By – Dr. Sonal Gaurbhms (Delhi) PGDCC (Ger.) MHA (Delhi) Council of Scientific & Industrial Research (CSIR). Council of Scientific and Industrial Research (CSIR), Indian research and development (R&D) organization. It was established as an autonomous body by the government of India in 1942 to promote scientific knowledge and boost industrialization and economic growth and is now one of the largest publicly funded R&D organizations in the world. The headquarters are in New Delhi.
The Council of Scientific & Industrial Research (CSIR), known for its cutting-edge R&D knowledge base in diverse S&T areas, is a contemporary R&D organization. Having a pan-India presence, CSIR has a dynamic network of 38 national laboratories, 39 outreach centers, 3 Innovation Complexes, and 5 units. CSIR’s R&D expertise and experience are embodied in about 4600 active scientists supported by about 8000 scientific and technical personnel.
CSIR covers a wide spectrum of science and technology – from radio and space physics, oceanography, geophysics, chemicals, drugs, genomics, biotechnology, and nanotechnology to mining, aeronautics, instrumentation, environmental engineering, and information technology. It provides significant technological intervention in many areas with regard to societal efforts in was the environment, health, drinking water, food, housing, energy, farm, and non-farm sectors. Further, CSIR’s role in S&T human resource development is noteworthy.
Pioneer of India’s intellectual property movement, CSIR today is strengthening its patent portfolio to carve out global niches for the country in select technology domains. CSIR is granted 90% of US patents granted to any Indian publicly funded R&D organization. On average CSIR files about 200 Indian patents and 250 foreign patents per year. About 13.86% of CSIR patents are licensed – a number that is above the global average. Amongst its peers in publicly funded research organizations worldwide, CSIR is a leader in filing and securing patents worldwide.
CSIR has pursued cutting-edge science and advanced knowledge frontiers. The scientific staff of CSIR only constitute about 3-4% of India’s scientific manpower but they contribute to 10% of India’s scientific outputs.

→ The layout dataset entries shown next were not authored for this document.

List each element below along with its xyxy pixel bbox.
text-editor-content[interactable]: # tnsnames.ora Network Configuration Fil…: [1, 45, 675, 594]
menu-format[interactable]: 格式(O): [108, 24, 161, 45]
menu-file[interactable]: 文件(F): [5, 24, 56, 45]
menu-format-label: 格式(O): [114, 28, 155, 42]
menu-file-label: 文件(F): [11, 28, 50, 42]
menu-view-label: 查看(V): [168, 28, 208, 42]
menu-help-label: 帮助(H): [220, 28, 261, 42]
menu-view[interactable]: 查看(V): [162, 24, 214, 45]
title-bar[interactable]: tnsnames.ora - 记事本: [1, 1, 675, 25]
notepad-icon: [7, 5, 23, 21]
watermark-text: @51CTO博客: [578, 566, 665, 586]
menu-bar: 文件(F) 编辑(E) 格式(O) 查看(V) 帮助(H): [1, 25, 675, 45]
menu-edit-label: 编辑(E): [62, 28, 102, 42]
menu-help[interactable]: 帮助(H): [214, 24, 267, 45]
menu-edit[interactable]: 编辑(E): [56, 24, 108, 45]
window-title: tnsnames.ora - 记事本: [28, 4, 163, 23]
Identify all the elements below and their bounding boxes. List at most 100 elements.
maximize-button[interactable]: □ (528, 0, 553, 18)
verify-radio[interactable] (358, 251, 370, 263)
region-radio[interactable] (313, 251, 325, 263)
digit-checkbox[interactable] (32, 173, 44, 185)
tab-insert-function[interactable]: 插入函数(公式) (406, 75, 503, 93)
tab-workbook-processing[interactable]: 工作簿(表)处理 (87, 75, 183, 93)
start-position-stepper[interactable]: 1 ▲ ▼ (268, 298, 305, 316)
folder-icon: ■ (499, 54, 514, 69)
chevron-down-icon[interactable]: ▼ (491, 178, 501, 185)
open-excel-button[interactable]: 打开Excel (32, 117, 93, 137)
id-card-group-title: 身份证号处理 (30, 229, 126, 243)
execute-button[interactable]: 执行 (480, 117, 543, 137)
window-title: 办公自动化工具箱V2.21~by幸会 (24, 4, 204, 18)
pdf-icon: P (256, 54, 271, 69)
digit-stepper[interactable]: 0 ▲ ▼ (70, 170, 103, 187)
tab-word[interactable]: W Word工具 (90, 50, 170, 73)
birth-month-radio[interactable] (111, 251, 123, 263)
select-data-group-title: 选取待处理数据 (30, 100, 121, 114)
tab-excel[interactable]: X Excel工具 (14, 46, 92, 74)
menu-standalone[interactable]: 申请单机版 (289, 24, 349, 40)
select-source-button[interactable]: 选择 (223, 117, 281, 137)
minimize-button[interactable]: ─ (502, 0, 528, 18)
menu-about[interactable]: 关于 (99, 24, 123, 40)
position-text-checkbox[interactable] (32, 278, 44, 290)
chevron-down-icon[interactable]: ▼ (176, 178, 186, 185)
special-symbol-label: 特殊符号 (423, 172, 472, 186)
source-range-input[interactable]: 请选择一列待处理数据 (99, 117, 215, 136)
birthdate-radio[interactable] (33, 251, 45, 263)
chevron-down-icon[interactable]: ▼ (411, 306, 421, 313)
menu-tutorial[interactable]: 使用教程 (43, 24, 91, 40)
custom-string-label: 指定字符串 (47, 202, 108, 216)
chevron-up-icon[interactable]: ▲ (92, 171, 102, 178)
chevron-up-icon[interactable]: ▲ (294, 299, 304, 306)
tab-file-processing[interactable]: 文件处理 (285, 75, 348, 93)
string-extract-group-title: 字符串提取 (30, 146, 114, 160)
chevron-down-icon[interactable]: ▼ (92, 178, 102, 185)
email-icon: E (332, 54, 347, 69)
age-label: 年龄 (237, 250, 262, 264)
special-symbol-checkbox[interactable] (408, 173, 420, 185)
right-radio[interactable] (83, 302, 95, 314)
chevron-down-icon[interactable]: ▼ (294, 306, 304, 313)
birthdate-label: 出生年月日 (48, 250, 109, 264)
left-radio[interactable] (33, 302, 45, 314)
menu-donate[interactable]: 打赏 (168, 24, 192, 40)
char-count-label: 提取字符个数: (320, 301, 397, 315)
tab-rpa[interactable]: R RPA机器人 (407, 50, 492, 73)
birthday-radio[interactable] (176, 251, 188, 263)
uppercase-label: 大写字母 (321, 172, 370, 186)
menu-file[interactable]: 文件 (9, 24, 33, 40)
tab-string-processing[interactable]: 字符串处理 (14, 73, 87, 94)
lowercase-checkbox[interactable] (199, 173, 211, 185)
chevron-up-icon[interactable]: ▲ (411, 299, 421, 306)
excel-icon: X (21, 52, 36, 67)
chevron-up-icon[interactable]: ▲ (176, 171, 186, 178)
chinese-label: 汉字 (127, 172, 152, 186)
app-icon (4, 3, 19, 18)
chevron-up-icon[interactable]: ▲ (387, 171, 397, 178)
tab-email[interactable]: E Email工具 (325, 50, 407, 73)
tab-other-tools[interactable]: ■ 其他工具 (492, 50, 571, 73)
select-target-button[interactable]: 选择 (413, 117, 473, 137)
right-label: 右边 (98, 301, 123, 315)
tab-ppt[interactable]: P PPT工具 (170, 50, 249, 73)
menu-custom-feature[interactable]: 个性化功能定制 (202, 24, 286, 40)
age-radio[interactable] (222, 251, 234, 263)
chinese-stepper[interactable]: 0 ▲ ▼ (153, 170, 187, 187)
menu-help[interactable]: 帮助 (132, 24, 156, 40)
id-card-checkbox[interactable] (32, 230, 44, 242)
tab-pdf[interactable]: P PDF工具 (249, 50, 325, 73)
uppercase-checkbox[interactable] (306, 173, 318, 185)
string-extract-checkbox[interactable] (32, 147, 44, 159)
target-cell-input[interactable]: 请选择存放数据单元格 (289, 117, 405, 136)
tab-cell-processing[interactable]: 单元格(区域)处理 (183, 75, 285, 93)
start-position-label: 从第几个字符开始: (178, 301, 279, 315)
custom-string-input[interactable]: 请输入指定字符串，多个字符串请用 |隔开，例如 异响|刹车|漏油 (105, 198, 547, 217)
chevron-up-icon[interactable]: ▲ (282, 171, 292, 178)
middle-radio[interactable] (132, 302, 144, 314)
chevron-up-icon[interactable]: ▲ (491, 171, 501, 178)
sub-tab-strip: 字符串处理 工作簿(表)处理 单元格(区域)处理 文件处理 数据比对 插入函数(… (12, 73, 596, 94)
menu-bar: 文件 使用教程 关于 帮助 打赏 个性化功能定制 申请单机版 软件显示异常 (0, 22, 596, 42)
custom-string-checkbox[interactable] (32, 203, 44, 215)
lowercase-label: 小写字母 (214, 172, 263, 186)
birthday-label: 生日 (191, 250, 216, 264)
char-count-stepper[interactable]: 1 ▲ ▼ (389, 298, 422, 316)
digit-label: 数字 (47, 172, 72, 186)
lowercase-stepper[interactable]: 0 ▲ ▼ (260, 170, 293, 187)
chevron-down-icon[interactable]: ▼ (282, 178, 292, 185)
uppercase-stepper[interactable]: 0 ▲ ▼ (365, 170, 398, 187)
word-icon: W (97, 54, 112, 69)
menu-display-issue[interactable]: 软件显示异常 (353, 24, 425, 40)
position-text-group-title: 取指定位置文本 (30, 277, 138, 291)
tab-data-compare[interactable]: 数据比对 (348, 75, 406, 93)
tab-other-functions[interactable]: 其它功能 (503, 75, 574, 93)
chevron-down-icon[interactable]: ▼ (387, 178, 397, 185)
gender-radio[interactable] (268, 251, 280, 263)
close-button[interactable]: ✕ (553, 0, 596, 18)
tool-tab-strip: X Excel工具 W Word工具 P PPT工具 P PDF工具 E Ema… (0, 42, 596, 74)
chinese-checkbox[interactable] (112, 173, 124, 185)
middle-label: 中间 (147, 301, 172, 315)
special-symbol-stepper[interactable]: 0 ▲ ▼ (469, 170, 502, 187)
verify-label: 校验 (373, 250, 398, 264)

In 2012, CSIR published 5007 papers in SCI Journals with an average impact factor per paper of 2.673. In 2013, CSIR published 5086 papers in SCI journals with an average impact factor per paper of 2.868.
CSIR has operationalized desired mechanisms to boost entrepreneurship, which could lead to enhanced creation and commercialization of radical and disruptive innovations, underpinning the development of new economic sectors.
CSIR has put CSIR@80: Vision & Strategy 2022 – New CSIR for New India. CSIR’s mission is “to build a new CSIR for a new India” and CSIR’s vision is to “Pursue science which strives for global impact, the technology that enables innovation-driven industry and nurtures trans-disciplinary leadership thereby catalyzing inclusive economic development for the people of India”.
CSIR is ranked 84th among 4851 institutions worldwide and is the only Indian organization among the top 100 global institutions, according to the Scimago Institutions Ranking World Report 2014. CSIR holds the 17th rank in Asia and leads the country in the first position.
- Write a short note on CSIR – 800.
Is a project which aims to provide a better life to 800 million people in the country and hence bring solutions in the area of health, agriculture, and energy. Scientific and Technological innovations cover a varied range of technologies such as mechanized agriculture, low-cost housing, new cultivation techniques, water purification techniques, and traditional ceramic products using locally based inputs.
In terms of disaster management, CSIR has provided relief in the face of calamities such as cyclones, tsunamis, or earthquakes.
Be it the Tsunami of 2004 or the floods in Bihar, CSIR undertook the largest production of instant food through its R&D lab and provided 55 tonnes of food and also made available sweet drinking water through reverse osmosis and electro dialysis techniques; and extended support through large scale geo-engineering experiments.
CSIR has developed several cost-effective drugs for the poor. CSIR has developed eleven of the fourteen drugs which are developed in India. Some of them are anti-malarial drugs –– Elubaquine & Arteether, technology for oral insulin and hepatitis B vaccine, anti-HIV cocktails,s, etc. With its large pool of scientists and technicians,
CSIR has been providing knowledge and training nationwide, be it the remote or industrial areas. It is contributing to national development by providing open access to industry and academia to conduct research in its laboratories. It is also involved in disseminating technologies.
Born out of the recent CSIR vision, appropriately titled, CSIR-800 aimed at empowering 800 million Indians by way of S&T intervention, the Mark I version of Soleckshaw has been designed, developed, and prototyped by the CSIR’s national laboratory, the Central Mechanical Engineering Research Institute (CMERI) at Durgapur, in a record time of eight months.